Google wants to make millions of books available online, but before it brings its digital library to life, the federal government has some questions. While the Justice Department won't say exactly what it is looking into, they appear to be concerned that Google's plans could squelch competition.
Tony West is a former Oakland attorney and federal prosecutor who was appointed to the Justice Department by President Obama.
The administration has indicated it will be more aggressive when it comes to regulating big business.
"So I think you will see fair, balanced enforcement of our antitrust laws," said West.
Critics say Google's deal does violate antitrust laws by giving the Mountain View Company too much control in the online book arena.
Last year Google settled a copyright dispute with publishers and authors agreeing to pay them $125 million and set up an online registry.

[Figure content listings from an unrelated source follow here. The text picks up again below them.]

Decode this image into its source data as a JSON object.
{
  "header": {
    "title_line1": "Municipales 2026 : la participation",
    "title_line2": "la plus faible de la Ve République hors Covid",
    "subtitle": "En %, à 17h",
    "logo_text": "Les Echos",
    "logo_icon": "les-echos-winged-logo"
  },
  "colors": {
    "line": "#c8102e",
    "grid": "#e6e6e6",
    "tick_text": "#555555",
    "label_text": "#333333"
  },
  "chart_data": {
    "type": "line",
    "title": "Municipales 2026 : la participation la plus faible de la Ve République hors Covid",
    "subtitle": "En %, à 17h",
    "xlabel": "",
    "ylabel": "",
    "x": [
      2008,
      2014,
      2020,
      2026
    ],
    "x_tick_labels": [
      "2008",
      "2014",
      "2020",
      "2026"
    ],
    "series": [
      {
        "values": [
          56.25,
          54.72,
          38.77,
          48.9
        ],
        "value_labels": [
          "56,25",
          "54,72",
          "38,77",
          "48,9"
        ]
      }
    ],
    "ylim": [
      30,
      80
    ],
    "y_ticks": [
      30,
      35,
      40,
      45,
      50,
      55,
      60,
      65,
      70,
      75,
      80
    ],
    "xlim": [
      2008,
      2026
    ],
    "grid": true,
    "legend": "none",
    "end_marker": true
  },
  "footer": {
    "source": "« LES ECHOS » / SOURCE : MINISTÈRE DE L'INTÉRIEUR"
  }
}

The deal must first get court approval.
Catherine Sandoval is a law professor at Santa Clara University.
"The real concern is that the settlement is creating the potential anti-competitive affects, and we make sure the court process is not used in a way that the court process is somehow creates monopoly power," said Sandoval.
Google says it is cooperating with the federal investigation and a spokesperson said: "it is important to note that this agreement is non-exclusive and if approved by the court, stands to expand access to millions of books in the U.S."
The Justice Department isn't talking about its concerns.
"Unfortunately there's not much light I can shed on that for you," said West.
A federal judge is holding a hearing on the Google matter in September, but many legal observers say the Justice Department probe could delay any ruling.